'Let it be'

November 08, 2013 04:58 pm | Updated November 10, 2021 12:35 pm IST - chennai

If banning opinion polls is like prescribing the guillotine for dandruff, regulating the social media, may make the Election Commission look like it’s trying to stop a tsunami with blotting paper! I have the greatest respect for the Election Commission. Yes, this ‘Poll-Star’ has a Constitutional mandate under Art 324 to ensure free and fair elections. As a lawyer and former TV journalist who has covered 4 Parliamentary and 4 Assembly Elections in India, my skepticism is two fold. Is it practically possible for the EC to make the social media fall in line with its Model Code of Conduct? Can the EC exercise the same control over common citizens who constitute the bulk of the social media, like it does over candidates, political parties and the mainstream media?

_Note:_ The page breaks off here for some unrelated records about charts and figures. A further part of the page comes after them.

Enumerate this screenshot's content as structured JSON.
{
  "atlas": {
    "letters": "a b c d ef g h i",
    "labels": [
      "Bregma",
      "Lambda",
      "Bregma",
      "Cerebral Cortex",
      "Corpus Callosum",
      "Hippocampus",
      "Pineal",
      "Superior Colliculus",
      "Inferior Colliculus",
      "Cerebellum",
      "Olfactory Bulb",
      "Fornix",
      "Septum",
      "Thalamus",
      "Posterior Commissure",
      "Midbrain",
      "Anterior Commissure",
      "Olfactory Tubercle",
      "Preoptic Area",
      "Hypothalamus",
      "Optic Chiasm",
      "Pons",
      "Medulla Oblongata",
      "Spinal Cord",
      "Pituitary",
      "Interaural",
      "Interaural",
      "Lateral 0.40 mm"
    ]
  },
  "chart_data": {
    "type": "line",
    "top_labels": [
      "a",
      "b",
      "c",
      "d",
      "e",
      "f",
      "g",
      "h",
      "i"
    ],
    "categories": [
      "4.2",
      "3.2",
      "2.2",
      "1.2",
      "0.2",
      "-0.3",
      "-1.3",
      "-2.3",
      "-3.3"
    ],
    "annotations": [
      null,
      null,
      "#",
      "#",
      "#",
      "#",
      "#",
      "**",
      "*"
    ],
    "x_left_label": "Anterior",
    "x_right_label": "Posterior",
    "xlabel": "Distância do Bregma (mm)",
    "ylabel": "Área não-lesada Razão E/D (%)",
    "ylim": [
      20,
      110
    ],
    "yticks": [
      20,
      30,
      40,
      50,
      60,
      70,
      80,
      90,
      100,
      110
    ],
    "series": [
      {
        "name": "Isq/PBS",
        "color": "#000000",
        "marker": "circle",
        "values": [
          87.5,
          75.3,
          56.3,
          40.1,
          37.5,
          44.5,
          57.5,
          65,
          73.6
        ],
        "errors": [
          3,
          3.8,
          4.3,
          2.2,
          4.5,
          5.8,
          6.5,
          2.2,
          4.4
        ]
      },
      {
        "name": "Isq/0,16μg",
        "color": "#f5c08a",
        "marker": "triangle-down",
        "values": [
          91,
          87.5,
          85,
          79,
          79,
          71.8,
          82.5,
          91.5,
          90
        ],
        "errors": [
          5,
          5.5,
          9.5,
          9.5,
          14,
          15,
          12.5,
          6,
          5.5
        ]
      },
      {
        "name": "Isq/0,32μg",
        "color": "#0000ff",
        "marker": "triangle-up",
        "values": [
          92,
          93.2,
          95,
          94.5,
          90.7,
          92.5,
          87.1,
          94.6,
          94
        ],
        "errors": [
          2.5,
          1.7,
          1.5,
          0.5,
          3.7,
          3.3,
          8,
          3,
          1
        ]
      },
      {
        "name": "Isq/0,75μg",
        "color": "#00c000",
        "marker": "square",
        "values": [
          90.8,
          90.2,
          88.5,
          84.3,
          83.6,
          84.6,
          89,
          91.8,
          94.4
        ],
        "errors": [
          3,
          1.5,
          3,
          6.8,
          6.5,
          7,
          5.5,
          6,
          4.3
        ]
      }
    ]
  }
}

An election Code of Conduct for the social media bristles with practical difficulties. For instance, campaigning has to end 48 hours before polling. How will the EC enforce this on twitter or facebook? Will the tweets or status updates fall silent 48 hours before voting? Remember how a particular political party once released parrots trained to speak ‘vote for xyz’ after campaigning had ended?! What if common citizens tweet “I am going to vote for abc” after campaigning ends? Forget the tweets for a second; people are already wearing their political preferences on their twitter handles itself! What is the mechanism to stop voters from influencing each other, which is what the social media is all about?! And you can expect candidates or political leaders to be circumspect but what about the millions of average users on the social media? I remember how an alert Tamil Nadu Chief Minister Dr.J.Jayalalithaa rightly refused to wave the victory sign for the media, as prompted by a lensman, after voting in 2011, as that would have been construed as displaying her party symbol of two leaves.

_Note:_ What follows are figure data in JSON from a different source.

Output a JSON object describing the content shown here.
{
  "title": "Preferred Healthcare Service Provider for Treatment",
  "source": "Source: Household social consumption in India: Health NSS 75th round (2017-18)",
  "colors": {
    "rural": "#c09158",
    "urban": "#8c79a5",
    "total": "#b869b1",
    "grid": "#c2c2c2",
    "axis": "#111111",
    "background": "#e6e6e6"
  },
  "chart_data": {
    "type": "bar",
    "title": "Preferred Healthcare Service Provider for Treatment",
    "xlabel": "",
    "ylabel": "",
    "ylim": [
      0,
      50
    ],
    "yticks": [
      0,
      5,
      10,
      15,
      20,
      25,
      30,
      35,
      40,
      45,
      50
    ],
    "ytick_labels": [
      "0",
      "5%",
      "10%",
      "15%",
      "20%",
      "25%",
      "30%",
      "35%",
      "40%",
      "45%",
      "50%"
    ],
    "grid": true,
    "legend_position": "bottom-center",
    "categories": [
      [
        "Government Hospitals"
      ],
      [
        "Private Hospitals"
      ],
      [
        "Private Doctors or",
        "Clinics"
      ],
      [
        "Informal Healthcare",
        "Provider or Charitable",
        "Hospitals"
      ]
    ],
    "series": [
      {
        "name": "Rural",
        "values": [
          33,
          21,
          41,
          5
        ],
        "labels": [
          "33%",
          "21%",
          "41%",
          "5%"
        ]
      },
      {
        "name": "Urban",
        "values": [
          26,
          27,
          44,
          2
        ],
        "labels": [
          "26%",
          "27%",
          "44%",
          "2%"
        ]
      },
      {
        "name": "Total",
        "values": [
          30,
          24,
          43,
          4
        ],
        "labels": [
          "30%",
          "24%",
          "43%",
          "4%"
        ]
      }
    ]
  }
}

For election expenditure, the EC can ask candidates for accounts on propaganda through the social media. But it may have to accept whatever is furnished, just like some top notch politicians declare old Maruti 800 or Ambassador cars in their list of assets! How does one distinguish between a) a party handle, b) a party sponsored handle and c) a common follower who merely owes allegiance to a party or leader? And pray tell me, how will you be able to sniff out fake handles and profiles, the number of which, we all know, is rising everyday? Or deal with parody accounts? Or with mischief - of masquerading as a particular party person and deliberately violating the Code to get the rival into trouble? And how much will Twitter Inc cooperate with policing its platform - an endeavour that could well go against the very grain of its business model? If the authorities have seen little success in curbing online abuse, don’t tell me they can even dream of thrusting a Model Code of Conduct before the social media!

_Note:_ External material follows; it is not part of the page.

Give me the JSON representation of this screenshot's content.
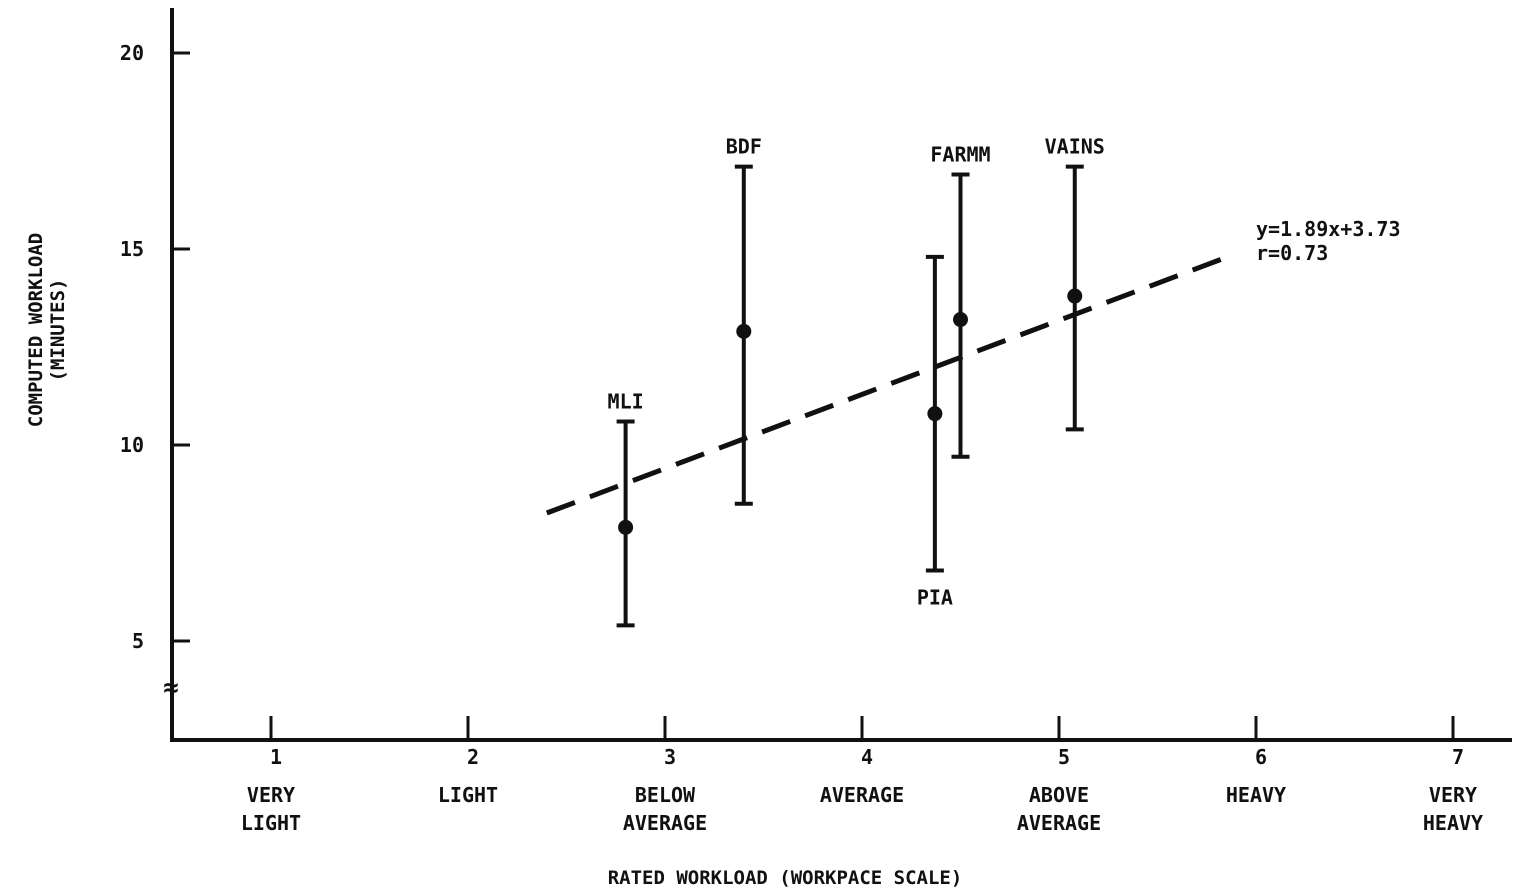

On the legality of regulation, don’t lose sight of the distinction between the Right To Vote and the Act Of Voting. While the Right To Vote is only a Statutory and not a Fundamental Right, the Act of Voting stems from Freedom of Expression enshrined as a Fundamental Right under Art 19 (1) (a) of the Constitution.The former is granted, the latter is guaranteed. So while the process of voting is meant to be secret, can you gag a citizen from tweeting a preference or praising a candidate or party or expressing a decision to reject all candidates through the None Of The Above option before polling?

Tricky, isn’t it? My humble advice to the EC is to leave the social media alone. Follow the Beatles, who sang, “Let It Be”.